VIRALS.CO.ID – Banyak masyarakat masih beranggapan bahwa fogging merupakan cara yang efektif untuk mencegah penyebaran penyakit demam berdarah dengue (DBD).
Namun, jika fogging dilakukan tanpa memenuhi kriteria yang tepat, hal ini justru bisa menyebabkan nyamuk Aedes aegypti menjadi resisten terhadap insektisida.
“Di semua wilayah Indonesia, Dinas Kesehatan mengatur fogging dengan cermat. Kami tidak sembarangan dalam melakukan fogging untuk pengendalian DBD,” kata Epidemolog Kesehatan Muda Dinas Kesehatan Kota Pekalongan, Opik Taufik, Kamis (18/7/2024).
Opik menjelaskan, saat ditemukan kasus DBD, pihaknya segera melakukan fogging dan mengubah jenis insektisida yang digunakan untuk menghindari resistensi.
“Kami menggunakan berbagai insektisida seperti malathion dan sipermetrin secara bergantian untuk mencegah resistensi,” ujarnya.
Untuk memastikan nyamuk di suatu wilayah sudah resisten terhadap insektisida, diperlukan survei yang biasanya dilakukan oleh Balitbankes.
“Penelitian dilakukan dengan memberikan perlakuan tertentu pada nyamuk dalam jangka waktu yang ditentukan,” tambah Opik.

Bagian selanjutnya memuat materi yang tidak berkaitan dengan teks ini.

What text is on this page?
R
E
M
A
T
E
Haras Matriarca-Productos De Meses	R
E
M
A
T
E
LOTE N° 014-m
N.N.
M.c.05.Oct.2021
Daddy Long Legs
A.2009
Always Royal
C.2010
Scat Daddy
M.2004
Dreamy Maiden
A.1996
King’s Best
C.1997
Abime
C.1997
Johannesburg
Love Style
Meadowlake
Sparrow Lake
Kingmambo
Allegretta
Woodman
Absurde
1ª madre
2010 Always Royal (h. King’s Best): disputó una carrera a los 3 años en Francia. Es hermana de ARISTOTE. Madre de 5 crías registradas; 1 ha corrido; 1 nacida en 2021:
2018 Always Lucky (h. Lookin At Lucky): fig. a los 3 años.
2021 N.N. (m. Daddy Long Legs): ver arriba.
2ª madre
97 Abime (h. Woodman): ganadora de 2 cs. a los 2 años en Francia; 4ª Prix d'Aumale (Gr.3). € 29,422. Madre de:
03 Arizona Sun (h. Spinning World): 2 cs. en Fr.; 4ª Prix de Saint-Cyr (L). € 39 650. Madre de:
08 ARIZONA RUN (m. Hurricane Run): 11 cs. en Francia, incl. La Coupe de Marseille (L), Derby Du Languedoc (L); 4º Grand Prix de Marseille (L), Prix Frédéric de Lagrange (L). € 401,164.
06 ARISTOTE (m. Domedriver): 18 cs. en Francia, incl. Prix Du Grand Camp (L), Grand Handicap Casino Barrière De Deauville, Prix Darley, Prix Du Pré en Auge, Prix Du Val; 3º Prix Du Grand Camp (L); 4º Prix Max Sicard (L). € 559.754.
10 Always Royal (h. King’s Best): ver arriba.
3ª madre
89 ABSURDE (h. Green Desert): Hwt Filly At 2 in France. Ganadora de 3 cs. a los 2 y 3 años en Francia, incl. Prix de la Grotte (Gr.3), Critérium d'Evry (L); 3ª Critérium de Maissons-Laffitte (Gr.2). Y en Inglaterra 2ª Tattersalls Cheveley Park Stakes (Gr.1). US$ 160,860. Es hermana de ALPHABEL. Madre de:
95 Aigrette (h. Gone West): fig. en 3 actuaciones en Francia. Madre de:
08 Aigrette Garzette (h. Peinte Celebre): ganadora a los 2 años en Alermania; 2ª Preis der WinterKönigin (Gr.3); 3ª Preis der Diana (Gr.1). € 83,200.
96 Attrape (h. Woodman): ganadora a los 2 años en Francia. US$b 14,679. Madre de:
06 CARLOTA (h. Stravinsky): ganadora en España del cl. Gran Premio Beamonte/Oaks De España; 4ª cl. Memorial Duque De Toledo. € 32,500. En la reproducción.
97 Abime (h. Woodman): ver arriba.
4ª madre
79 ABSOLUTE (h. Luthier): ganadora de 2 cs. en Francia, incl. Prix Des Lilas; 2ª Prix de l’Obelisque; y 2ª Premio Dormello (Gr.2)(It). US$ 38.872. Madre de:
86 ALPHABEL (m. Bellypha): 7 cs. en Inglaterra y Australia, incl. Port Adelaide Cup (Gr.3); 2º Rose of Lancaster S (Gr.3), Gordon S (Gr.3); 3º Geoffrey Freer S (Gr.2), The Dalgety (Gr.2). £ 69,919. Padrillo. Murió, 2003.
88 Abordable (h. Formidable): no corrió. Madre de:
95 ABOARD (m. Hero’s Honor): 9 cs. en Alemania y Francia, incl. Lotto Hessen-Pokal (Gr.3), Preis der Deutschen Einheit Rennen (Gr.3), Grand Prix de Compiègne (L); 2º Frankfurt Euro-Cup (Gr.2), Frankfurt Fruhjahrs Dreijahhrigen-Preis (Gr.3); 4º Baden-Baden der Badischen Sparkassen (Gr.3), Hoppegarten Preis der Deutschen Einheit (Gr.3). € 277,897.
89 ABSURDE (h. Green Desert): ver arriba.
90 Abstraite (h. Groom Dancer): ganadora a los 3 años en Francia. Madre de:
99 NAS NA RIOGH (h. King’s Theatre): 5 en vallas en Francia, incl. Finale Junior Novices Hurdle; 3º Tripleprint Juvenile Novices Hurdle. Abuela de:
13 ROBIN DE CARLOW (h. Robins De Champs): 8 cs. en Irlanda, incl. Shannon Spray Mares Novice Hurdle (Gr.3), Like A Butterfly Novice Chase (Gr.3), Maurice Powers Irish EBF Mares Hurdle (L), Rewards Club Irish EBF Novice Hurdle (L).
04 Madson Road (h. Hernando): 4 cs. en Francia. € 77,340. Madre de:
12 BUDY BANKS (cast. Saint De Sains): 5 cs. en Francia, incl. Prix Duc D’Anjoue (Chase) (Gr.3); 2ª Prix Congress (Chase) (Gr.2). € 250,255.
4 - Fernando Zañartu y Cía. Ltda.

Opik menekankan bahwa menjaga kebersihan lingkungan adalah kunci utama dalam pencegahan DBD.
Salah satu cara yang efektif adalah dengan melakukan gerakan 3M: menguras, mengubur, dan menutup.
Ia juga berharap masyarakat bersedia dilakukan fogging jika ada kasus DBD di wilayah mereka untuk menghentikan penyebaran nyamuk Aedes aegypti.
“Di lapangan, ada masyarakat yang mau dan ada yang tidak mau dilakukan fogging. Hal ini menjadi kendala. Jika semua rumah bersedia, insya Allah nyamuk di wilayah tersebut akan mati,” kata Opik.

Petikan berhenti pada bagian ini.